Because, contrary to the pop pscyhologists and self-help-authors, the problem with guilt isn’t the emotion. There is a problem if you are guilty, whether you feel it or not. If you are guilty and you don’t feel guilty, that’s a particularly severe problem.

For guilt is a fact, a relationship between norms and subsequent facts. Thou shalt not have other gods—that’s the norm. Worship of self, career, family, money, Krishna—that’s a fact subsequent to the norm. If that fact exists in your life, you are guilty. Even if you feel good about it.

The problem with the feeling of guilt is not that it’s negative.

The problem with the feeling of guilt is that it’s utterly unnecessary. Have you done wrong? Are you guilty? That’s what confession of sin is for: own up, repent, confess your sins to God. And if you are feeling just fine about your sin, you can confess that, too!

Absolution deals with guilt, absolutely and totally. Christ nailed all that to the tree of the cross. If we confess our sins, God is faithful and just to forgive us all our unrighteousness. However you may feel, having confessed and been absolved, you are not guilty. So you now need to get over it. Apologise to those you have wronged. Make good that which needs to be made good. Forgive those from whom you have withheld forgiveness.

And hear the Gospel. Receive the Sacrament of forgiveness, life and salvation. There God reminds you, assures you, insists to you, that you are not guilty.

That’s why we go to church.

Non, je ne regrette

[Health warning: the first part is mildly technical and a little dry, but ‘contemporary application’ follows further down!]

In today’s NT reading in the Lutheran Service Book Daily Lectionary (Matt. 27:1–10), the ESV tells us that Judas, seeing that Jesus was condemned to death, “changed his mind” and attempted to return the 30 pieces of silver he had been paid for betraying the Lord.

Reading this, I was intrigued by the weakness of the expression. He merely “changed his mind”, yet this was enough for him not only to throw away the considerable sum of money but his very life. For he went and hanged himself.

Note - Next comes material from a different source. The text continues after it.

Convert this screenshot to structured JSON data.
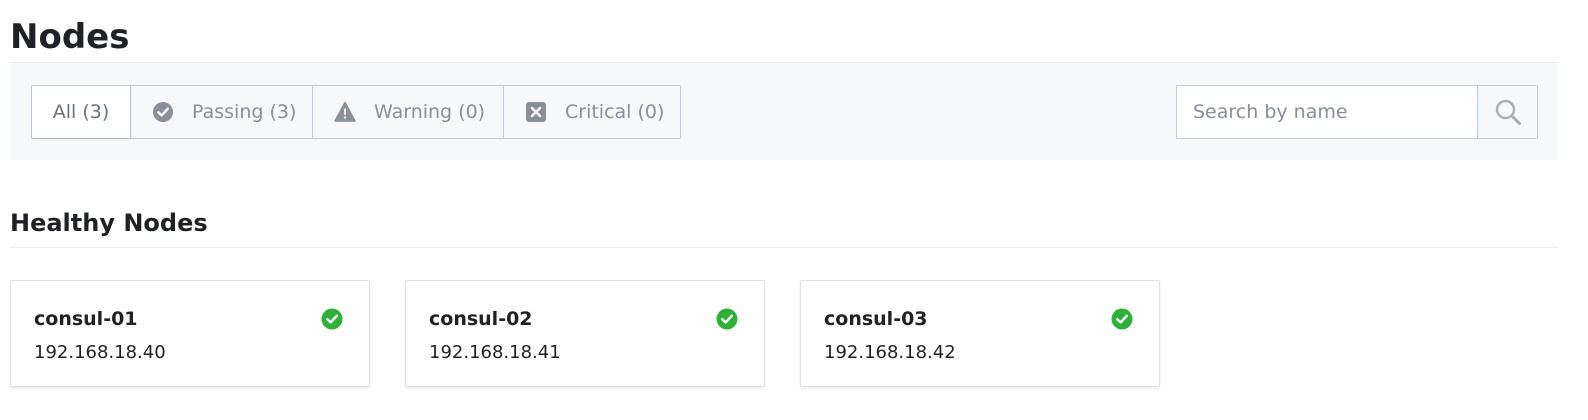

The earlier translations in the tradition to which the ESV places itself, namely the Authorised (‘King James’) Version and the RSV, as well as the NRSV, plump for the opposite end of the spectrum, by telling us that Judas “repented [AV adds the reflexive ‘himself’]”. That doesn’t seem right, either: repentance is within the NT and consequently in Christian theology a technical term with connotations that are incompatible with Judas’ subsequent actions. In short, repentance properly understood will never lead to suicide.

So ad fontes it was: what does Matthew actually tell us? Well, he tells us that Judas returned the pieces of silver, μεταμεληθεὶς (metameletheis).
Now that word can mean a change of mind (as in Mt. 21:30 ff.), and it can mean repentance (several places in the Septuagint, for example). But its root meaning is something different. According to Liddell & Scott, the basic meaning of the verb is to regret or to rue something.

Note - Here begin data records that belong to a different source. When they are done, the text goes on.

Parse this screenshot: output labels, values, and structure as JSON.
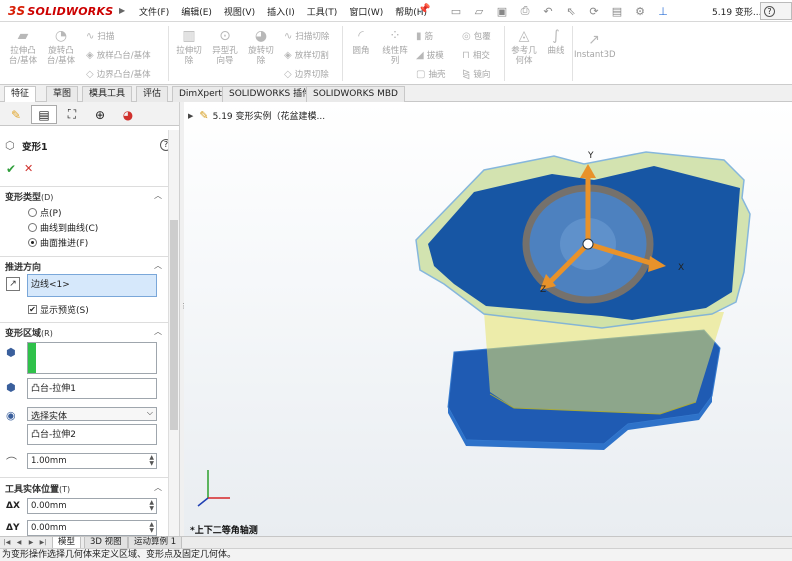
{
  "app": {
    "brand_prefix": "3S",
    "brand_name": "SOLIDWORKS",
    "doc_title": "5.19 变形...",
    "help_label": "?"
  },
  "menu": [
    "文件(F)",
    "编辑(E)",
    "视图(V)",
    "插入(I)",
    "工具(T)",
    "窗口(W)",
    "帮助(H)"
  ],
  "ribbon": {
    "extrude_boss": "拉伸凸\n台/基体",
    "revolve_boss": "旋转凸\n台/基体",
    "sweep": "扫描",
    "loft": "放样凸台/基体",
    "boundary": "边界凸台/基体",
    "extrude_cut": "拉伸切\n除",
    "hole_wizard": "异型孔\n向导",
    "revolve_cut": "旋转切\n除",
    "swept_cut": "扫描切除",
    "lofted_cut": "放样切割",
    "boundary_cut": "边界切除",
    "fillet": "圆角",
    "linear_pattern": "线性阵\n列",
    "rib": "筋",
    "draft": "拔模",
    "shell": "抽壳",
    "wrap": "包覆",
    "intersect": "相交",
    "mirror": "镜向",
    "ref_geometry": "参考几\n何体",
    "curves": "曲线",
    "instant3d": "Instant3D"
  },
  "tabs": [
    "特征",
    "草图",
    "模具工具",
    "评估",
    "DimXpert",
    "SOLIDWORKS 插件",
    "SOLIDWORKS MBD"
  ],
  "feature": {
    "name": "变形1",
    "ok": "✔",
    "cancel": "✕"
  },
  "sections": {
    "deform_type": {
      "title": "变形类型",
      "hint": "(D)",
      "options": [
        "点(P)",
        "曲线到曲线(C)",
        "曲面推进(F)"
      ],
      "selected": 2
    },
    "push_direction": {
      "title": "推进方向",
      "value": "边线<1>",
      "show_preview": "显示预览(S)"
    },
    "deform_region": {
      "title": "变形区域",
      "hint": "(R)",
      "region_value": "",
      "body_value": "凸台-拉伸1",
      "dropdown": "选择实体",
      "tool_body": "凸台-拉伸2",
      "distance": "1.00mm"
    },
    "tool_position": {
      "title": "工具实体位置",
      "hint": "(T)",
      "dx_label": "ΔX",
      "dx": "0.00mm",
      "dy_label": "ΔY",
      "dy": "0.00mm"
    }
  },
  "viewport": {
    "tree_item": "5.19 变形实例（花盆建模...",
    "view_name": "*上下二等角轴测",
    "axis_x": "X",
    "axis_y": "Y",
    "axis_z": "Z"
  },
  "bottom_tabs": [
    "模型",
    "3D 视图",
    "运动算例 1"
  ],
  "status": "为变形操作选择几何体来定义区域、变形点及固定几何体。",
  "colors": {
    "brand": "#d81e05",
    "ok": "#2f9e3b",
    "cancel": "#d0312d",
    "body_blue": "#1f4fa8",
    "body_yellow": "#e8e46a",
    "manip_orange": "#e8922a"
  }
}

Hence, the NAB rendering of this verse: “Judas deeply regretted what he had done”. Which, to my mind, is right on the money. He regretted, rid himself of his unjust wages, and, full of regret, tragically took his own life.

Had Judas not merely regretted (μεταμέλομαι, metamelomai), but repented (μετανοεῖν, metanoein), the story would have ended very differently. Judas wasn’t the only one who messed up with Jesus. Peter did, too. Later, Saul played an even more directly violent part against Jesus. Judas regretted what he had done. Peter and Paul repented. He died. They were resurrected.

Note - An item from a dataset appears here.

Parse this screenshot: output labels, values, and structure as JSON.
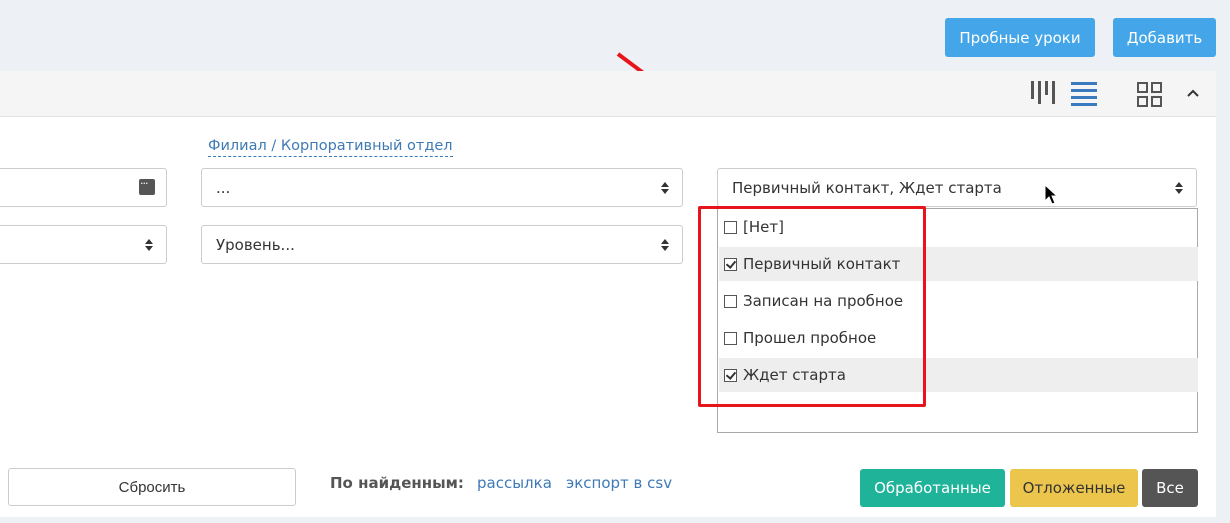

When it comes to human sin, to the errors of which people are guilty against one another and against God, the worse thing you can do is to harden your heart and deny your guilt, and thereby declare black white and white black, and call God a liar and yourself a god.

But spiritually, you are no better off if you recognise your faults, but your only reaction to them is regret, guilt. Because regret is only a recognition of the problem, but it can offer no way out of it. If you merely regret, you are faced with your guilt, and then left to wallow in it. It is wholly negative.

This is presumably why it has become so fashionable for people to look back on their lives, in autobiographies, on Desert Island Discs, and in casual conversation, give a frank description of the follies of their past, and then conclude that of course “I have no regrets—all those things have made me who I am”. Frank Sinatra, who surely had much to regret, speaks for whole generations of moderns.

And I agree: we should not regret the past. I would like to encourage you to sing with that rough-edged sparrow, Édith Piaf, Non, je ne regrette rien.

Do not regret. Repent!

Confess your sins, and receive absolution! Move on, not in spite of your guilt, but without it.

When Peter explained to the people of Jerusalem that they were guilty of the death of God’s Messiah, they were horrified, cut to the heart: “Brothers, what shall we do?” (Acts 2:37) As well they should have been.

What Peter didn’t say was, “Feel guilty, very guilty.” He didn’t tell them to feel or express mere remorse and regret. Nor did he tell them to pick themselves up, learn from their mistakes and move on, like some modern-day politician caught with his pants down.

Instead, he told them: “Repent and be baptized every one of you in the name of Jesus Christ for the forgiveness of your sins, and you will receive the gift of the Holy Spirit.”

Repent! Acknowledge your sin. And then run to the Lamb of God who deals with the sin of the world. He deals with your guilt by removing it. Not just the feeling of guilt, but the actual guilt. So that you are no longer guilty but innocent. With a colourful past, but no regrets, because your past is buried with Christ, and your present is the resurrected life His forgiveness gives you.

What does such baptizing with water signify?
— Answer: It signifies that the old Adam in us should, by daily contrition and repentance, be drowned and die with all sins and evil lusts, and, again, a new man daily come forth and arise; who shall live before God in righteousness and purity forever. (Small Catechism: Part IV, Question 4)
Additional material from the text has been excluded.